The ministry reports that between 30,000 and 60,000 children are reported missing in China every year, but it is impossible to know with any certainty how many of those are caught up in trafficking. The national database only has records of around 30,000 in total.

Babies are not the only victims: older children are also taken. Some boys are sold to work in illegal brick kilns in the Chinese heartland. Many of the hundreds rescued in the past two years were still wearing their school uniforms at the time.

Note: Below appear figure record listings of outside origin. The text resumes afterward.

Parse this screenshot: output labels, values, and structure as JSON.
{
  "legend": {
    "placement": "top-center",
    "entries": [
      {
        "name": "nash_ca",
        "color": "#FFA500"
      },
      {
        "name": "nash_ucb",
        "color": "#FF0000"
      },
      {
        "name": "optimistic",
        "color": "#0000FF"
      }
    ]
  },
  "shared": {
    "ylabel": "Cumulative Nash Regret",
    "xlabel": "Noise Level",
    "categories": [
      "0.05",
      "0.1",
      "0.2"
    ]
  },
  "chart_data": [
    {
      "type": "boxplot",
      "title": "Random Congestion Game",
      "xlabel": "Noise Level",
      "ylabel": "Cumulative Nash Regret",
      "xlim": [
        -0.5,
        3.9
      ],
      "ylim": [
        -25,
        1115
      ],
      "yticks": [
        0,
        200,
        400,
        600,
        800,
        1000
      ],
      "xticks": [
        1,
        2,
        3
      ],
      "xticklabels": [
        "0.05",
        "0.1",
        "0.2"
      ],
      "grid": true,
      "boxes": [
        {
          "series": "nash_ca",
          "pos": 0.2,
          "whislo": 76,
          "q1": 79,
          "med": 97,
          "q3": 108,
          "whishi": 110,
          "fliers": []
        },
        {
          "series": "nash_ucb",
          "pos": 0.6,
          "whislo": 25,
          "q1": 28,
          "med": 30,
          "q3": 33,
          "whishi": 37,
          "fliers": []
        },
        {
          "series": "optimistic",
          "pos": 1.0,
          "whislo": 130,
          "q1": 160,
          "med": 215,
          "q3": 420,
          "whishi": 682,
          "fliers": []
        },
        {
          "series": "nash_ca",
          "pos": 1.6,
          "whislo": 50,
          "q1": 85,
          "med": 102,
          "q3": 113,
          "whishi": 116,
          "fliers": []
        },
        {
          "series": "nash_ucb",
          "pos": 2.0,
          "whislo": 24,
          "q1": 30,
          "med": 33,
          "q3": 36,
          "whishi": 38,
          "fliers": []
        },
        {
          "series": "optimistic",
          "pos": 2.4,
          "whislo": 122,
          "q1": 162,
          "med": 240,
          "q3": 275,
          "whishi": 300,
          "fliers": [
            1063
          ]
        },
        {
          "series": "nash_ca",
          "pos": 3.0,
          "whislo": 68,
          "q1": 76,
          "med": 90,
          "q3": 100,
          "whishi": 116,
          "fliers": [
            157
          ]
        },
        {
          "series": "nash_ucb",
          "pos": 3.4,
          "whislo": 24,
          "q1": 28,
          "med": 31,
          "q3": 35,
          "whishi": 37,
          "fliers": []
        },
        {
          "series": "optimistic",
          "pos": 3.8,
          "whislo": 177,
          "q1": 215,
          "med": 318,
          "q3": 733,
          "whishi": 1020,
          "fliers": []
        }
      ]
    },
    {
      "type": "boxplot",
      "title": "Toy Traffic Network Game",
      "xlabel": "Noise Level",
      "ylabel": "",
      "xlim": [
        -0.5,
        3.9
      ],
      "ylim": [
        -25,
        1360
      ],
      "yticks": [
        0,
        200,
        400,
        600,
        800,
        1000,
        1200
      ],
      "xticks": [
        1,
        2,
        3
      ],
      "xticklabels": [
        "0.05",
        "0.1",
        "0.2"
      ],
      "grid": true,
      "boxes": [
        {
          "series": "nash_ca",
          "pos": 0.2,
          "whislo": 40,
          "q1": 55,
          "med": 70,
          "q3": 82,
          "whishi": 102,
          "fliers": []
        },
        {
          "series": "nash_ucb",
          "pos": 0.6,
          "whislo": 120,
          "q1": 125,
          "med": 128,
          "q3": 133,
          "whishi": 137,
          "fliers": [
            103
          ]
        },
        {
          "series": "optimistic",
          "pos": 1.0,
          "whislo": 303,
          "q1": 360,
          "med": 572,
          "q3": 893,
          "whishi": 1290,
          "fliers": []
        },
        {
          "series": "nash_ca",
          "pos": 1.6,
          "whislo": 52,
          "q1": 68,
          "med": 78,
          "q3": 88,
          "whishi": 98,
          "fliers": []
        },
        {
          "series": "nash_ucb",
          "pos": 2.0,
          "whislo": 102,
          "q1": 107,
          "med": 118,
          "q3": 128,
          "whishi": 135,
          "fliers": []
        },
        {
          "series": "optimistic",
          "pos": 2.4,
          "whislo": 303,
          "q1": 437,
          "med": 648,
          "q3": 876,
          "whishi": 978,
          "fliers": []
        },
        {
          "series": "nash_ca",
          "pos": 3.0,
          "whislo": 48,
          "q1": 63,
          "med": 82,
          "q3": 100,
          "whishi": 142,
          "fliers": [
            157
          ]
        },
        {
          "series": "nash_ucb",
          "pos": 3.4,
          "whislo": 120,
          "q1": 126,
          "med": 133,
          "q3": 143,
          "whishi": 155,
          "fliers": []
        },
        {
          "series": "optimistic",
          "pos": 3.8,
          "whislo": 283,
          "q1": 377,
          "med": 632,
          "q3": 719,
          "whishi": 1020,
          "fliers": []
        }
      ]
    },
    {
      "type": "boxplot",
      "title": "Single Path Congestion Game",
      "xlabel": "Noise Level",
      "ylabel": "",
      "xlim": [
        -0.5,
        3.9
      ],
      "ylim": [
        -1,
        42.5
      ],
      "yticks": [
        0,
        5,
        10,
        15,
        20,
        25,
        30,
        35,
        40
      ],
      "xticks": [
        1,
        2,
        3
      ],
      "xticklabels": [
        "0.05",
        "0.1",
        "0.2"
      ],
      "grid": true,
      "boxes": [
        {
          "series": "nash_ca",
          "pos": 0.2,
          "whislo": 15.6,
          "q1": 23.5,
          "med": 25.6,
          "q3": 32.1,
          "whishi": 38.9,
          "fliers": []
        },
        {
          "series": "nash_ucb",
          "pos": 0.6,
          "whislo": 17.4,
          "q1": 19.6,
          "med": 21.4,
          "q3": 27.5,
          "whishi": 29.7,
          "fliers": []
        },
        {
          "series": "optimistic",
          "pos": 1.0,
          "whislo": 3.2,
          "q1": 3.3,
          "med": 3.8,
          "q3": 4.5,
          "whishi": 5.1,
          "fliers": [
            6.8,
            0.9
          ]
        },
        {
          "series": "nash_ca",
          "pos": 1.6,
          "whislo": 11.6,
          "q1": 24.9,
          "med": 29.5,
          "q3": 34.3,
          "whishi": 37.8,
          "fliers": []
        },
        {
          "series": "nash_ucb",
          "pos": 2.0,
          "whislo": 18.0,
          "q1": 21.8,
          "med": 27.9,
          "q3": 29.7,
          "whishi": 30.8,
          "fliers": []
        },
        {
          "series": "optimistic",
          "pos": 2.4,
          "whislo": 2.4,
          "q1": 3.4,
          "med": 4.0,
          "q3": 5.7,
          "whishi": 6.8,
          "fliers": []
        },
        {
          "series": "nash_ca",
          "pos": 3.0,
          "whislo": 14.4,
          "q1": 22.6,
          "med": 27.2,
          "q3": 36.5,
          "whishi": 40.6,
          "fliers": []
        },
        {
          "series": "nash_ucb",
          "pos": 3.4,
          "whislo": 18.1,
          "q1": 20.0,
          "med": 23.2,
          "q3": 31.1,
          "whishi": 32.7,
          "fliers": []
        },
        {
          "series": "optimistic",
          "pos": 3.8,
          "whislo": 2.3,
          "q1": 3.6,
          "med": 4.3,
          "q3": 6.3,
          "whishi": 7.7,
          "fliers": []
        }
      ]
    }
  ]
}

The database has plenty of information about the children – DNA provided by the children’s parents is shared among the 236 laboratories in China that are equipped to test it. Any children whom the authorities suspect of having been abducted, or children whose history is unclear, are also tested.

Last week, 42 suspected traffickers were picked up for allegedly selling 52 children in the north of China.

But despite the best efforts of police, reuniting the children can be difficult: often they do not know where theycome from, or the names of their parents, and in many cases the children have formed bonds with their new parents, further complicating the task of reuniting them with their families. But the website is a first step.

Tang Weihua, a mother who lost her five-year-old son in 1999, told local media, “Even if I can’t find my boy’s photo on the website today, it’s a blessing for desperate parents like us who have nearly lost hope.”